Metropolitan Opera presents Puccini's LA RONDINE
live in HD in movie theaters worldwide, Saturday, January 10th.
LA RONDINE
(The Swallow)
Music by Giacomo Puccini
Libretto by Giuseppe Adami
after Alfred Maria Willner and Heinz Reichert
Premiere: Monte Carlo, March 27, 1917
By 1910 Giacomo Puccini was on top of the musical world.
La boheme, Tosca and Madama Butterfly were international sensations.
The earlier Manon Lescaut has plenty of admirers. La fanciulla del West had just opened a the Metropolitan in New York, with Enrico Caruso and Emma Destinn. The audience was lukewarm but the newspapers were writing that Puccini had outdone himself.
What next? After love and death in Napoleon's Rome, or Nagasaki, or the California mountains, what could be left? Puccini had several projects in mind, including Marie Antoinette. Paris did win out as the setting of the composer's next opera, but not the tragic French-Austrian Queen. Instead, Puccini was going to write an operetta for Vienna. A German language libretto was was re shaped and translated into Italian, and La Rondine was born. World War I scuttled the Viennese premiere. La Rondine's first performance was in Monte Carlo, starring Gilda dalla Rizza and Tito Schipa. The audience and press were polite.
Soprano Angela Gheorghiu has called La Rondine, "Traviata without the heartbreak."
In the Parisian setting we meet Magda, the rondine-or swallow-of the title. The cynical poet Prunier tells Magda that just like a swallow she will fly away only to return home. Magda is a kept woman who meets a nice young man from the country. When he asks to marry her, she leaves him, realizing such a marriage would ruin his life.

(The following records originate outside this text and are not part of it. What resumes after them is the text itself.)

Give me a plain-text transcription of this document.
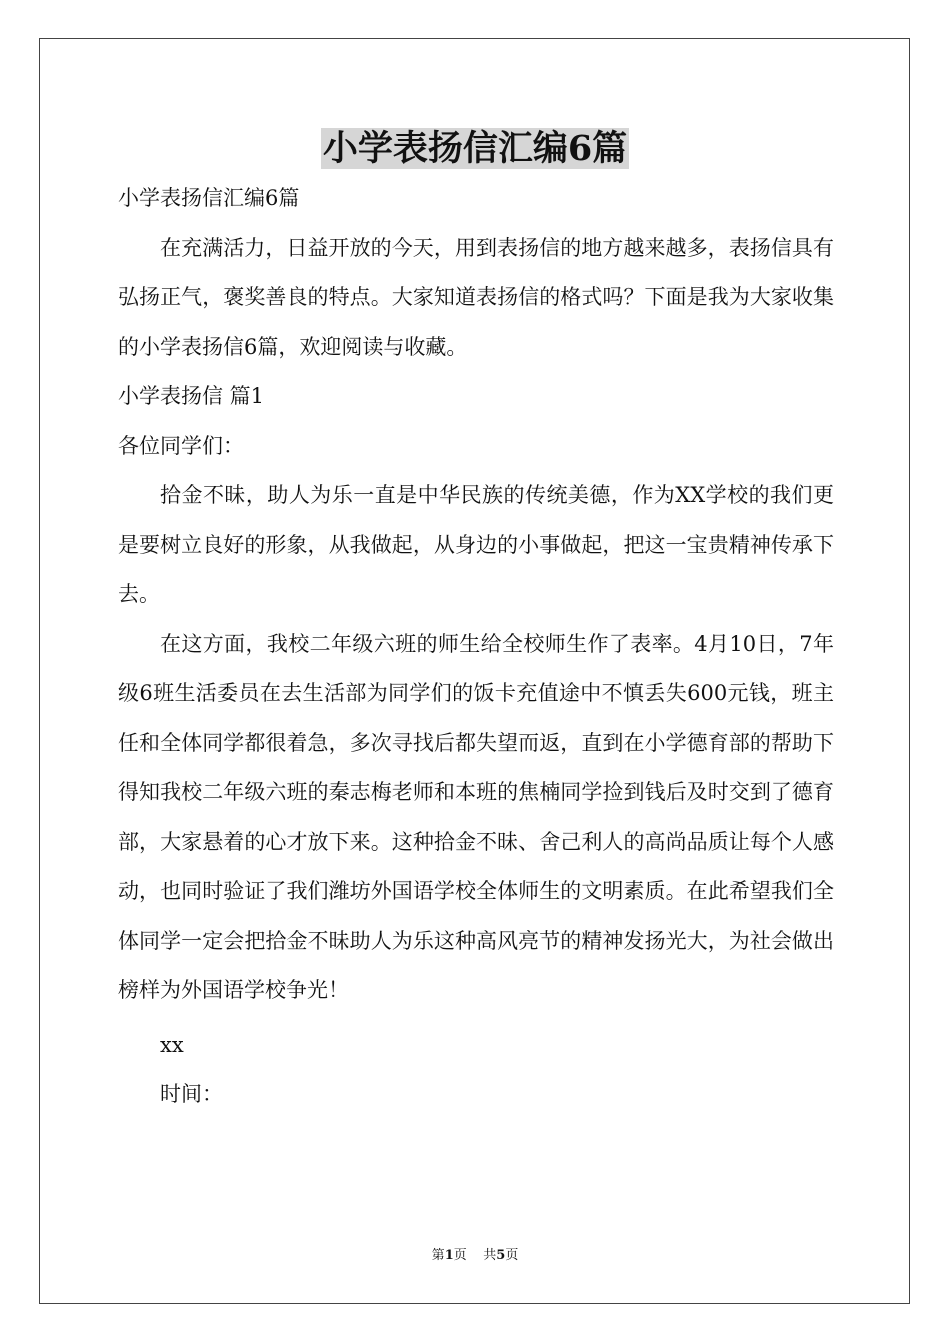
小学表扬信汇编6篇

小学表扬信汇编6篇

在充满活力，日益开放的今天，用到表扬信的地方越来越多，表扬信具有弘扬正气，褒奖善良的特点。大家知道表扬信的格式吗？下面是我为大家收集的小学表扬信6篇，欢迎阅读与收藏。

小学表扬信 篇1

各位同学们：

拾金不昧，助人为乐一直是中华民族的传统美德，作为XX学校的我们更是要树立良好的形象，从我做起，从身边的小事做起，把这一宝贵精神传承下去。

在这方面，我校二年级六班的师生给全校师生作了表率。4月10日，7年级6班生活委员在去生活部为同学们的饭卡充值途中不慎丢失600元钱，班主任和全体同学都很着急，多次寻找后都失望而返，直到在小学德育部的帮助下得知我校二年级六班的秦志梅老师和本班的焦楠同学捡到钱后及时交到了德育部，大家悬着的心才放下来。这种拾金不昧、舍己利人的高尚品质让每个人感动，也同时验证了我们潍坊外国语学校全体师生的文明素质。在此希望我们全体同学一定会把拾金不昧助人为乐这种高风亮节的精神发扬光大，为社会做出榜样为外国语学校争光！

xx

时间：

第1页    共5页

No bloodshed, but a lot of pathos. At La Rondine's New York premiere in 1928, with Lucrezia Bori and Beniamino Gigli, critic W.J. Henderson wrote, "It is the afternoon off of a genius."
If the story is on the slim side, the opera does have Puccini's exquisite gift for melody. The first act 'Sogno di Doreta' is unforgettable. Magda follows this up with the wonderful 'Ore dolce e divine'. The second act waltz and ensemble are usually applauded o the rafters. Henderson conceded that "The Waltz in Act II will go the rounds. The phonograph will seize it. The radio will air it. The night clubs will do strange things with it." All that came to pass. But La Rondine lacked the blood and guts of Puccini's earlier operas, and the music was considered sentimental. The Metropolitan gave La Rondine only 17 times between 1928 and 1936. The first widely available recording, with the magnificent Anna Moffo, wasn't published until 1967.
Three recodings followed (buy the Moffo on RCA). La Rondine has been heard in Chicago, London, New York (conducted by Alessandro Siciliani at the New York City Opera) Vienna and Paris. Her recording of Doretta's aria made Leontyne Price a star. Angela Gheorghiu and Roberto Alagna have starred in Nicolas Joel's staging in London and San Francisco. These artists and this prodution return Puccini's score to the Metropolitan for the first time in over seventy years. Listen to the music. This afternoon off of a genius is a melodic score that would have defeated anyone else.